Мгновение пронеслось мимо. Затем я поняла, как и прежде, что сила бедных — это непреодолимая сила, которую никогда — никогда — даже неподвижным телом наших самых сильных решимостей не удержать. Мои собственные железные решения я увидела внезапно превращенными в самую тонкую фикцию — разорванную паутину, плывущую широко.
О! О! Я могла бы закрыть лицо руками и заплакать. Все ее мечты исчезли! Все ее надежды! ее гордость! ее заветные планы! ее деньги! ее вера — все! Как мала кража нескольких наволочек и полотенец выглядела теперь, когда, от рук Судьбы, она, бедняжка, имела все это украденным у нее! Это было не время превращать ее в порошок, когда она уже была доведена до потоков слез, а я была отнюдь не далеко от их края.
История слишком очевидна, чтобы рассказывать ее. Чудо Мэми не удалось. Неисправимый Билл не исправился. Но и — я спешу добавить — ни, кажется, неисправимое желание Мэми иметь дом не было искоренено. Я упоминала ранее о своем убеждении, что Судьба не может окончательно повлиять на людей этого необычайного класса.
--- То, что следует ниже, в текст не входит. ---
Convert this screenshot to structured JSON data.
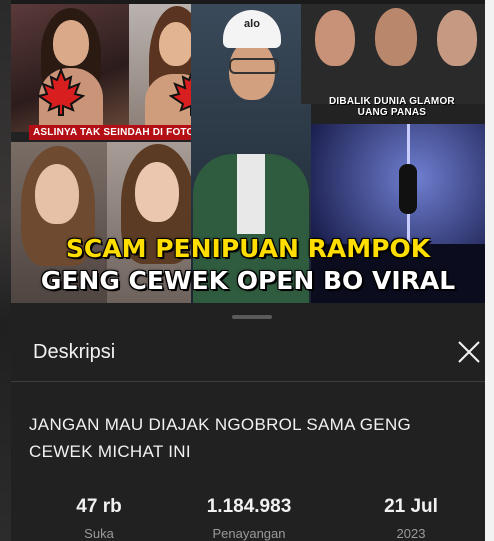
{
  "thumbnail": {
    "tag_left": "ASLINYA TAK SEINDAH DI FOTO",
    "tag_right_line1": "DIBALIK DUNIA GLAMOR",
    "tag_right_line2": "UANG PANAS",
    "cap_logo": "alo",
    "headline_line1": "SCAM PENIPUAN RAMPOK",
    "headline_line2": "GENG CEWEK OPEN BO VIRAL"
  },
  "sheet": {
    "title": "Deskripsi",
    "close_icon": "close-icon",
    "description": "JANGAN MAU DIAJAK NGOBROL SAMA GENG CEWEK MICHAT INI",
    "stats": [
      {
        "value": "47 rb",
        "label": "Suka"
      },
      {
        "value": "1.184.983",
        "label": "Penayangan"
      },
      {
        "value": "21 Jul",
        "label": "2023"
      }
    ]
  },
  "colors": {
    "accent_yellow": "#ffde00",
    "tag_red": "#b40f14",
    "sheet_bg": "#212121"
  }
}
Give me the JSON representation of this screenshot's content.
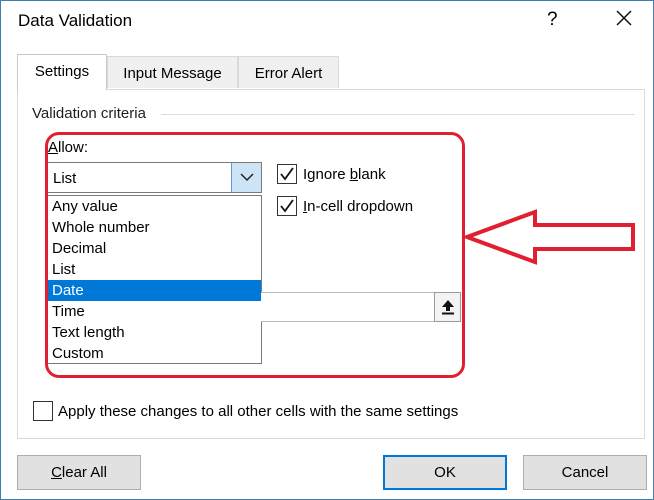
{
  "dialog": {
    "title": "Data Validation",
    "help_label": "?"
  },
  "tabs": [
    {
      "label": "Settings",
      "active": true
    },
    {
      "label": "Input Message",
      "active": false
    },
    {
      "label": "Error Alert",
      "active": false
    }
  ],
  "settings": {
    "section_label": "Validation criteria",
    "allow_label_accel": "A",
    "allow_label_rest": "llow:",
    "allow_value": "List",
    "allow_options": [
      "Any value",
      "Whole number",
      "Decimal",
      "List",
      "Date",
      "Time",
      "Text length",
      "Custom"
    ],
    "highlighted_option": "Date",
    "ignore_blank": {
      "label_pre": "Ignore ",
      "label_accel": "b",
      "label_post": "lank",
      "checked": true
    },
    "incell_dropdown": {
      "label_accel": "I",
      "label_post": "n-cell dropdown",
      "checked": true
    },
    "source_value": ""
  },
  "apply_all": {
    "label": "Apply these changes to all other cells with the same settings",
    "checked": false
  },
  "buttons": {
    "clear_all_accel": "C",
    "clear_all_rest": "lear All",
    "ok": "OK",
    "cancel": "Cancel"
  },
  "colors": {
    "annotation": "#e02030",
    "selection": "#0078d7",
    "default_button_border": "#0078d7"
  }
}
Я верю, что все они были погружены более эффективно, чем Ахиллес, в какой-то защитный поток.
Мэми, с помощью вечно строгой, вечно добросердечной матроны, снова пошла работать. Но могут быть те, кому было бы интереснее узнать, что я сделала со своими решениями, своим праведным негодованием и, прежде всего, со своей совестью. Что касается моей совести, я очистила ее. Я написала матроне, предупредив ее, что при назначении Мэми на любое место следует помнить, что, какой бы ценной Мэми ни была во многих отношениях, у нее была склонность к собирательству домашнего имущества. Из моего более позднего знания я полагаю, что матрона, возможно, улыбнулась наивности этого. Легко можно было бы счесть излишним предупреждать эксперта-физика, что вода не течет в гору.
Что касается моего праведного негодования, это может показаться вам пустяком, но оно никогда не возвращалось. Почему-то я никогда не могла забыть хватку руки Мэми на моей в тот день и ее хриплый голос, когда она объявляла о полном крахе своих надежд; или воспоминание, для контраста, о ее маленьком танце под пение перед Энн в более счастливое время, с Энн, подавшейся вперед, с восторгом держащейся за края лохани.
Не склонен быть самым суровым в исправлении тот, кто перенес много дисциплины от рук Судьбы. Следует помнить неумолимому и добросовестному дисциплинатору, который судит меня, что я видела крах некоторых своих собственных надежд. Радости, которые я планировала так же жадно, как Мэми, восторги, которые я воздвигла на более вероятных основаниях, были сметены, и почти так же внезапно. Я не вступаю здесь ни в какую философию, я просто констатирую факты; и я могу также признаться, что я нашла утешение в мысли, что, хотя комод, умывальник и «шифоньерка» пали в общем крахе, у Мэми все еще были простыни, наволочки, полотенца, кольца для салфеток и остальное. Это даже превращалось немного в сказку, в конце концов, ибо я действительно теперь хотела, чтобы у нее были эти вещи, и ввиду моих собственных очень скудных обстоятельств и моих обязанностей перед другими, я не могла с чистой совестью позволить себе отдать их ей. Она, как будто с магическим предвидением, умудрилась избавить меня от всякого смущения.
Тем временем я больше ничего не слышала о Мэми. Затем однажды я получила это письмо от нее (я опускаю независимое написание):
«Я подумала, что напишу, чтобы сказать вам, что у Энн хороший папа. Он фермер. Я снова вышла замуж». (Поскольку она не была замужем раньше, «снова» может относиться ко второму обручальному кольцу.) «У него хороший дом. Приезжайте и навестите меня». (Здесь следовали очень тщательные указания.) «Я хотела бы, чтобы вы увидели наших животных. У нас есть пять кур, один петух, кошка и собака. У него был уже обставленный дом. Он хорошо обставлен. На кровати есть накидки на подушки».
Вскоре после этого я получила письмо от старой тети Мэми, о которой Мэми несколько раз говорила мне и которой она иногда писала. Тетя сказала, что, хотя она всегда была слишком бедна, чтобы сделать что-то для Мэми, все же она проявляла к ней интерес. Она знала, что я была добра к ней. Если это не слишком большое беспокойство, не могла бы я написать и рассказать ей, как Мэми, или не могла бы я прислать ей ее адрес, если она не со мной.